One of the best things about being a copywriter is that I get to meet many different people in a wide variety of industries, jobs and professions. I love to research those fields in order to write about them convincingly and the encounters are often highly informative.
A few weeks ago I met a woman who told me she is a Dementia Friend and that that could allow her business to benefit the local community. I was instantly spurred on to find out more. My fantastic father had recently been diagnosed with early-stage dementia and I was on a mission to educate myself more about the condition and specifically how it would affect my dad and, of course, my mum.
I investigated how to become a Dementia Friend. All I had to do was go to a local one-hour session with a Dementia Friend volunteer. It is really that simple. So, I booked myself onto the next session – free of charge – and duly turned up at the appointed time. I met a wonderful woman, Chris P, who, in less than 60 minutes, managed to educate, enlighten and inspire me.

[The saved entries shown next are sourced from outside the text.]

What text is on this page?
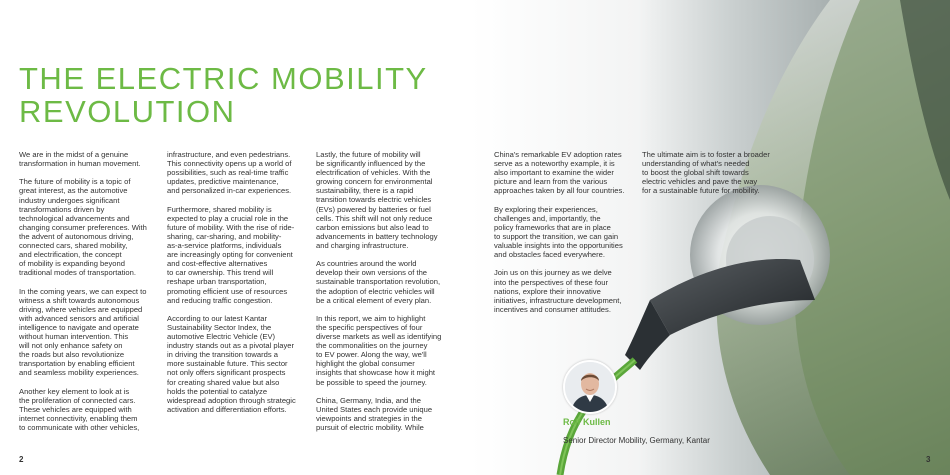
THE ELECTRIC MOBILITY
REVOLUTION

We are in the midst of a genuine
transformation in human movement.

The future of mobility is a topic of
great interest, as the automotive
industry undergoes significant
transformations driven by
technological advancements and
changing consumer preferences. With
the advent of autonomous driving,
connected cars, shared mobility,
and electrification, the concept
of mobility is expanding beyond
traditional modes of transportation.

In the coming years, we can expect to
witness a shift towards autonomous
driving, where vehicles are equipped
with advanced sensors and artificial
intelligence to navigate and operate
without human intervention. This
will not only enhance safety on
the roads but also revolutionize
transportation by enabling efficient
and seamless mobility experiences.

Another key element to look at is
the proliferation of connected cars.
These vehicles are equipped with
internet connectivity, enabling them
to communicate with other vehicles,

infrastructure, and even pedestrians.
This connectivity opens up a world of
possibilities, such as real-time traffic
updates, predictive maintenance,
and personalized in-car experiences.

Furthermore, shared mobility is
expected to play a crucial role in the
future of mobility. With the rise of ride-
sharing, car-sharing, and mobility-
as-a-service platforms, individuals
are increasingly opting for convenient
and cost-effective alternatives
to car ownership. This trend will
reshape urban transportation,
promoting efficient use of resources
and reducing traffic congestion.

According to our latest Kantar
Sustainability Sector Index, the
automotive Electric Vehicle (EV)
industry stands out as a pivotal player
in driving the transition towards a
more sustainable future. This sector
not only offers significant prospects
for creating shared value but also
holds the potential to catalyze
widespread adoption through strategic
activation and differentiation efforts.

Lastly, the future of mobility will
be significantly influenced by the
electrification of vehicles. With the
growing concern for environmental
sustainability, there is a rapid
transition towards electric vehicles
(EVs) powered by batteries or fuel
cells. This shift will not only reduce
carbon emissions but also lead to
advancements in battery technology
and charging infrastructure.

As countries around the world
develop their own versions of the
sustainable transportation revolution,
the adoption of electric vehicles will
be a critical element of every plan.

In this report, we aim to highlight
the specific perspectives of four
diverse markets as well as identifying
the commonalities on the journey
to EV power. Along the way, we'll
highlight the global consumer
insights that showcase how it might
be possible to speed the journey.

China, Germany, India, and the
United States each provide unique
viewpoints and strategies in the
pursuit of electric mobility. While

China's remarkable EV adoption rates
serve as a noteworthy example, it is
also important to examine the wider
picture and learn from the various
approaches taken by all four countries.

By exploring their experiences,
challenges and, importantly, the
policy frameworks that are in place
to support the transition, we can gain
valuable insights into the opportunities
and obstacles faced everywhere.

Join us on this journey as we delve
into the perspectives of these four
nations, explore their innovative
initiatives, infrastructure development,
incentives and consumer attitudes.

The ultimate aim is to foster a broader
understanding of what's needed
to boost the global shift towards
electric vehicles and pave the way
for a sustainable future for mobility.

Rolf Kullen
Senior Director Mobility, Germany, Kantar
2	3
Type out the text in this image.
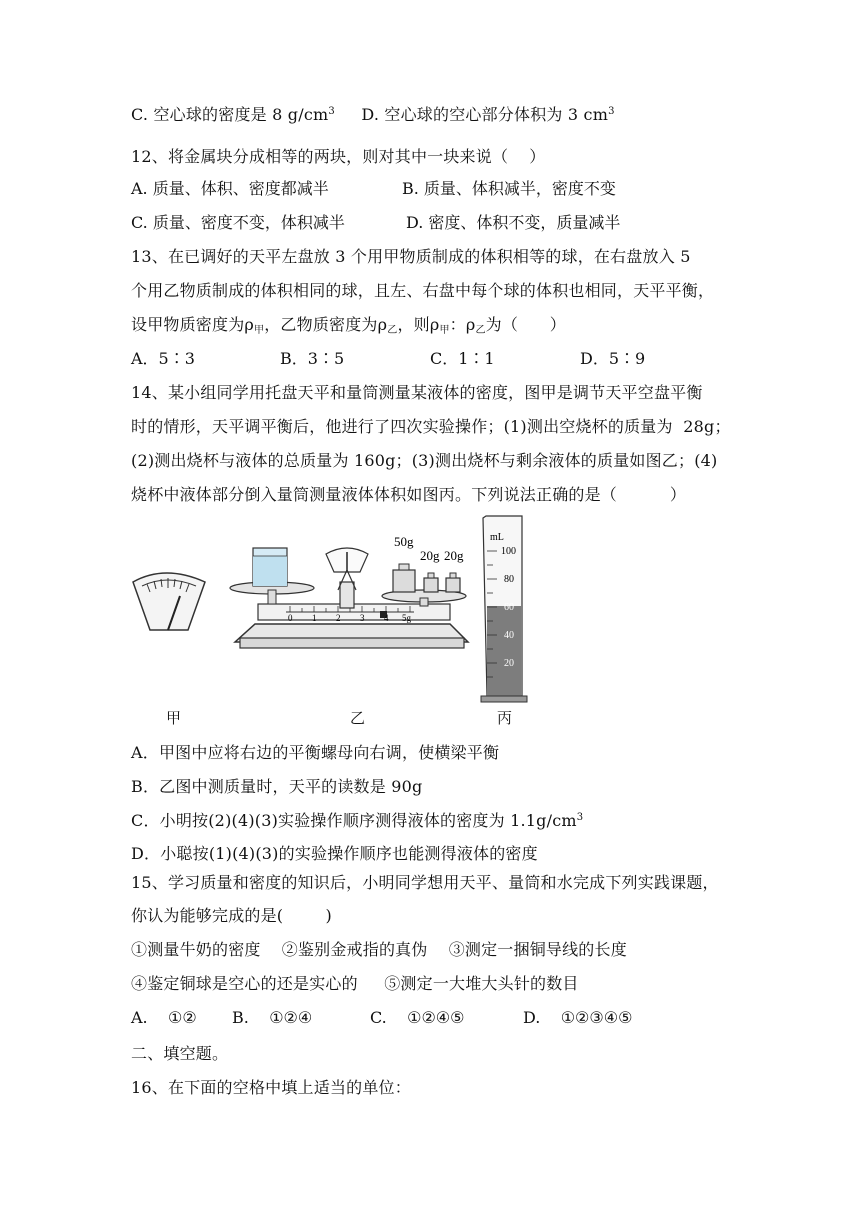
C. 空心球的密度是 8 $g/cm^3$ D. 空心球的空心部分体积为 3 $cm^3$
12、将金属块分成相等的两块，则对其中一块来说（    ）
A. 质量、体积、密度都减半	B. 质量、体积减半，密度不变
C. 质量、密度不变，体积减半	D. 密度、体积不变，质量减半
13、在已调好的天平左盘放 3 个用甲物质制成的体积相等的球，在右盘放入 5
个用乙物质制成的体积相同的球，且左、右盘中每个球的体积也相同，天平平衡，
设甲物质密度为$\rho_甲$，乙物质密度为$\rho_乙$，则$\rho_甲$：$\rho_乙$为（      ）
A．5∶3	B．3∶5	C．1∶1	D．5∶9
14、某小组同学用托盘天平和量筒测量某液体的密度，图甲是调节天平空盘平衡
时的情形，天平调平衡后，他进行了四次实验操作；(1)测出空烧杯的质量为  28g；
(2)测出烧杯与液体的总质量为 160g；(3)测出烧杯与剩余液体的质量如图乙；(4)
烧杯中液体部分倒入量筒测量液体体积如图丙。下列说法正确的是（          ）
0 1 2 3 4 5g
50g
20g 20g
mL
100
80
60
40
20
甲	乙	丙
A．甲图中应将右边的平衡螺母向右调，使横梁平衡
B．乙图中测质量时，天平的读数是 90g
C．小明按(2)(4)(3)实验操作顺序测得液体的密度为 $1.1g/cm^3$
D．小聪按(1)(4)(3)的实验操作顺序也能测得液体的密度
15、学习质量和密度的知识后，小明同学想用天平、量筒和水完成下列实践课题，
你认为能够完成的是(        )
①测量牛奶的密度    ②鉴别金戒指的真伪    ③测定一捆铜导线的长度
④鉴定铜球是空心的还是实心的     ⑤测定一大堆大头针的数目
A.    ①② B.    ①②④	C.    ①②④⑤	D.    ①②③④⑤
二、填空题。
16、在下面的空格中填上适当的单位：
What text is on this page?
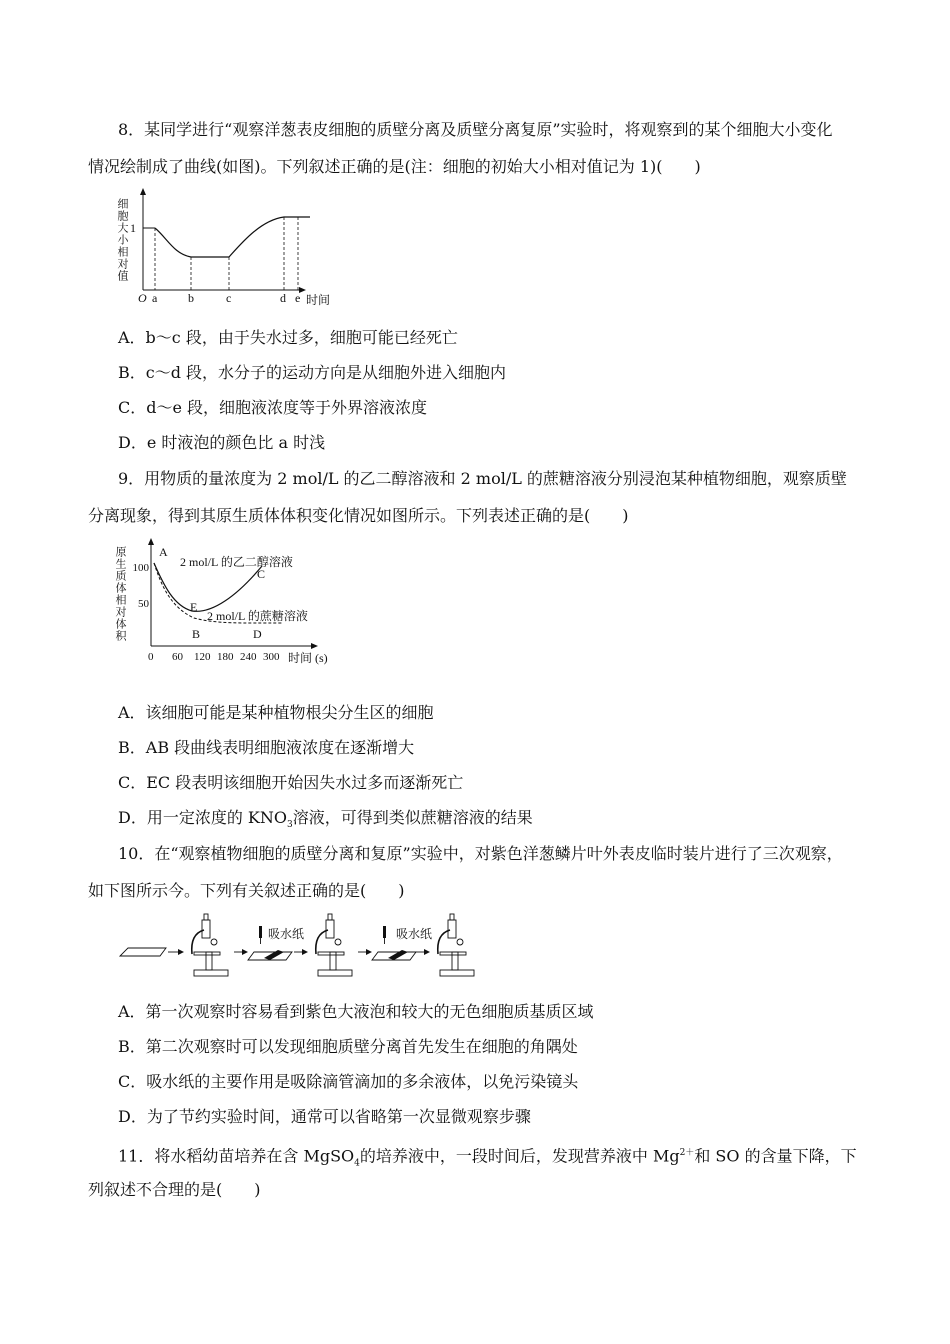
8．某同学进行“观察洋葱表皮细胞的质壁分离及质壁分离复原”实验时，将观察到的某个细胞大小变化
情况绘制成了曲线(如图)。下列叙述正确的是(注：细胞的初始大小相对值记为 1)(　　)
细胞大小相对值 1
O a	b	c	d e 时间
A．b～c 段，由于失水过多，细胞可能已经死亡
B．c～d 段，水分子的运动方向是从细胞外进入细胞内
C．d～e 段，细胞液浓度等于外界溶液浓度
D．e 时液泡的颜色比 a 时浅
9．用物质的量浓度为 2 mol/L 的乙二醇溶液和 2 mol/L 的蔗糖溶液分别浸泡某种植物细胞，观察质壁
分离现象，得到其原生质体体积变化情况如图所示。下列表述正确的是(　　)
原生质体相对体积 100
50
A
2 mol/L 的乙二醇溶液
C
E
2 mol/L 的蔗糖溶液
B	D
0 60 120 180 240 300 时间 (s)
A．该细胞可能是某种植物根尖分生区的细胞
B．AB 段曲线表明细胞液浓度在逐渐增大
C．EC 段表明该细胞开始因失水过多而逐渐死亡
D．用一定浓度的 $KNO_3$溶液，可得到类似蔗糖溶液的结果
10．在“观察植物细胞的质壁分离和复原”实验中，对紫色洋葱鳞片叶外表皮临时装片进行了三次观察，
如下图所示今。下列有关叙述正确的是(　　)
吸水纸	吸水纸
A．第一次观察时容易看到紫色大液泡和较大的无色细胞质基质区域
B．第二次观察时可以发现细胞质壁分离首先发生在细胞的角隅处
C．吸水纸的主要作用是吸除滴管滴加的多余液体，以免污染镜头
D．为了节约实验时间，通常可以省略第一次显微观察步骤
11．将水稻幼苗培养在含 MgSO$_4$的培养液中，一段时间后，发现营养液中 $Mg^{2+}$和 SO 的含量下降，下
列叙述不合理的是(　　)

I won’t pretend it was easy listening. The ever-increasing growth of dementia diagnoses means it is a condition with which we are all familiar. But I was shocked to learn there are now more than 850,000 people in the UK with dementia of whom 39% are men and 61% are women – it is the leading cause of death among women in the UK. And there are over 100 different types of dementia of which Alzheimer’s is one. Throughout Chris’s talk, I couldn’t help but connect everything she said back to my dad. I couldn’t bear the thought of my dad, the man I most admire and respect and who is always there for me, being unable to control, or even have knowledge of, what might happen to him.
Dementia to me isn’t just about memory deterioration but confusion and frustration. Confusion as to why everyday tasks become so difficult, frustration at not being able to carry out those tasks – and the confusion and frustration of those who encounter dementia sufferers. Imagining strangers getting cross with my dad for fumbling for money in a shop, or not instantly comprehending instructions he’s given – selfishly, that really upsets me. But how will it actually feel for Dad? Will he be aware? And how will Mum adapt to these changes that may start affecting her husband of more than 50 years?
One of the many things I took from my session with Chris is that we have a duty of care to help anyone we see who may need assistance. If you know that someone in your community has dementia, keep an eye out for them and offer friendly help. You would want the same for your parents. Or husband or wife. Take the time to be patient – I’m as guilty as the next person for huffing if I’m delayed for a minute or two. And look in to becoming a Dementia Friend. Possessing that little bit of knowledge and insight is incredibly empowering whilst also having a salutary effect.
I know that my family and I are lucky. I’ve got two wonderful parents who live nearby, enjoy a great life in their lovely home and are kind, generous people. Dad is still Dad and we hope his early diagnosis means his dementia plateaus. But whatever happens, he always will be Dad.